Recursively reverse a list in place

Question

For the below code, even though reverse(s) returns the reversed string, the string itself is not reversed.

s = ["h", "e", "l", "l", "o"]
def reverse(s):
    if len(s) == 0:
        return
    if len(s) == 1:
        return s;
    temp = s[0]
    s = reverse(s[1:])
    s.append(temp)
    return s

print(reverse(s))
print(s)

Output

['o', 'l', 'l', 'e', 'h'] #reverse(s)
['h', 'e', 'l', 'l', 'o'] #s

As per this, Python: How do I pass a string by reference?. I understand i need to set s= reverse(s) and then the list gets reversed and this works alright.

But why is s getting reversed for this one?

s = ["h", "e", "l", "l", "o"]
def reverse(s, index):
    if index >= len(s) or len(s) == 0:
        return
    reverse(s, index + 1)
    s.insert((len(s) - 1 - index), s.pop())


reverse(s, 0)
print(s)

Output

['o', 'l', 'l', 'e', 'h']

While debugging I have found out that for the first piece of code when the handle comes back to the print statement, s becomes the original list, but for the second piece of code, s remains reversed. I am not sure what is happening here Any help is appreciated!

Answer 1

The first method never changes the original s argument, as it slices it (using s[0] and s[1:]), thus making copies (and when you're calling s.append(temp), s is already a copy)

The second method keeps changing the original s argument (with s.pop() and s.insert())

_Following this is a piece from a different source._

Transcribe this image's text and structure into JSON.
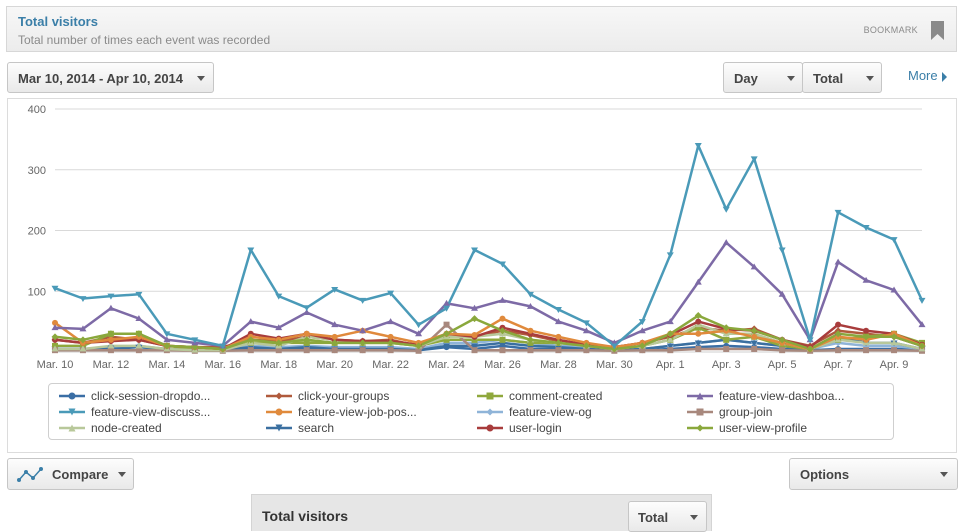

If you want to avoid that the second method changes the original argument, create a wrapper method that creates a copy beforehand (which also avoids showing the auxiliary index argument)

def reverse(s):
    def internal_reverse(s, index):
        if index >= len(s) or len(s) == 0:
            return
        internal_reverse(s, index + 1)
        s.insert((len(s) - 1 - index), s.pop())

    s2 = s[:] # s[:] is a way to copy the input
    internal_reverse(s2, 0)  
    return s2